Under Article 52 of Armenia's constitution, a presidential election
can be postponed for two weeks "[s]hould one of the presidential
candidates face insurmountable obstacles." If the candidate in
question does not recover sufficiently during that period of time to
continue his or her campaign, the vote would take place 40 days after
"the expiration of the two-week period."
For a delay to occur, "the candidate or his/her trustee should apply
to the Constitutional Court and submit the facts about the
'insurmountable obstacles,' after which the Court will decide whether
they are insurmountable or not," explained constitutional law expert
Vardan Ayvazian.
Hayrikian's campaign representatives announced that a decision would
be made February 4 on whether or not to petition the court to delay
the election.
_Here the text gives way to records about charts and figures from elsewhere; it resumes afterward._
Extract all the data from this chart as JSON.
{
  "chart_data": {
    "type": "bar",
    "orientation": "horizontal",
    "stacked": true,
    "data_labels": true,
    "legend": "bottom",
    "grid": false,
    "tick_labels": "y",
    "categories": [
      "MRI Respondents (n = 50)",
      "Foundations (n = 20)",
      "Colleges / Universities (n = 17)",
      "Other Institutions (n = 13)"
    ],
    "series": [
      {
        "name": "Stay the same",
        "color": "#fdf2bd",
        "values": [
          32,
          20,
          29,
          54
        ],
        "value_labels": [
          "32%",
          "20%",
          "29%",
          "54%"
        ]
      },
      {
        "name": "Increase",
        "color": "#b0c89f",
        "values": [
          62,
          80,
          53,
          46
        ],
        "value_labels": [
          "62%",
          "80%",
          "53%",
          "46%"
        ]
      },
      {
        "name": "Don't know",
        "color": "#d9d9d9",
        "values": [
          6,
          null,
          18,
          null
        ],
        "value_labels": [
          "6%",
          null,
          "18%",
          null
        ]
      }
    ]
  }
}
According to some news reports, Hayrikian told President
Sargsyan that he was inclined to seek a two-week delay.
Political analysts say the incident will impact Armenia's otherwise
peaceful presidential campaign, but they are reluctant to predict
precisely how. One of seven opposition candidates to President
Sargsyan, the odds-on favorite, Hayrikian has garnered well under 5
percent support in opinion polls.
This is not, however, the first attack against Hayrikian, who has,
according to campaign staff, encountered six such attempts in the
past, including three attempted shootings in 1991 inside the state
radio company.
Autos figured in the other three reported attempts. In 1992, he
asserted that someone sabotaged his car tires in an attempt to induce
a fatal accident while driving on a mountainous road heading into the
disputed Nagorno-Karbakh territory. In 1995, he survived an attempted
drive-by shooting near his house. And, finally, in 1996, he discovered
"a huge, poisonous snake" in his car while driving to Artashat, a town
in southeastern Armenia.
Foreign-relations coordinator Karo Yeghnukian attributed Hayrikian's
survival of these reported incidents to "fate" and "a miracle."
Hayrikian's daughter, Nare Hayrikian, said her father's in-depth
involvement with Armenia's independence movement during the Soviet era
(he spent six years in exile in Siberia) motivated the attacks against
him in the 1990s. "He knows too much," she said.
By contrast, Yeghnukian is convinced that this latest shooting was
motivated by Hayrikian's candidate status alone. "Such a frivolous
attempt is usually implemented or ordered by weighty powers," he
conjectured. "This is not accidental and, for sure, not personal."
Some in Armenia have expressed skepticism about the incident,
suggesting on social media networks, including Facebook, that it was,
in essence, a publicity stunt designed to boost Hayrikian's chances at
the polls. Former Interior Minister Suren Abrahamian dismissed such
speculation, reasoning that if it had been a set-up, the shooter
"wouldn't have shot in such a vital area," where a bullet "might have
damaged his lungs, heart."
The most immediate result of the shooting, opined one analyst, could
the influence it has on voters, who still remember the violence that
left 10 people dead in clashes between police and opposition
protesters after Armenia's 2008 presidential election. "This is aimed
against society, to create and deepen the atmosphere of fear,"
commented Edgar Vardanian of the Armenian Center for National and
International Studies.
Editor's note:
Gayane Abrahamyan is a reporter for ArmeniaNow.com in Yerevan.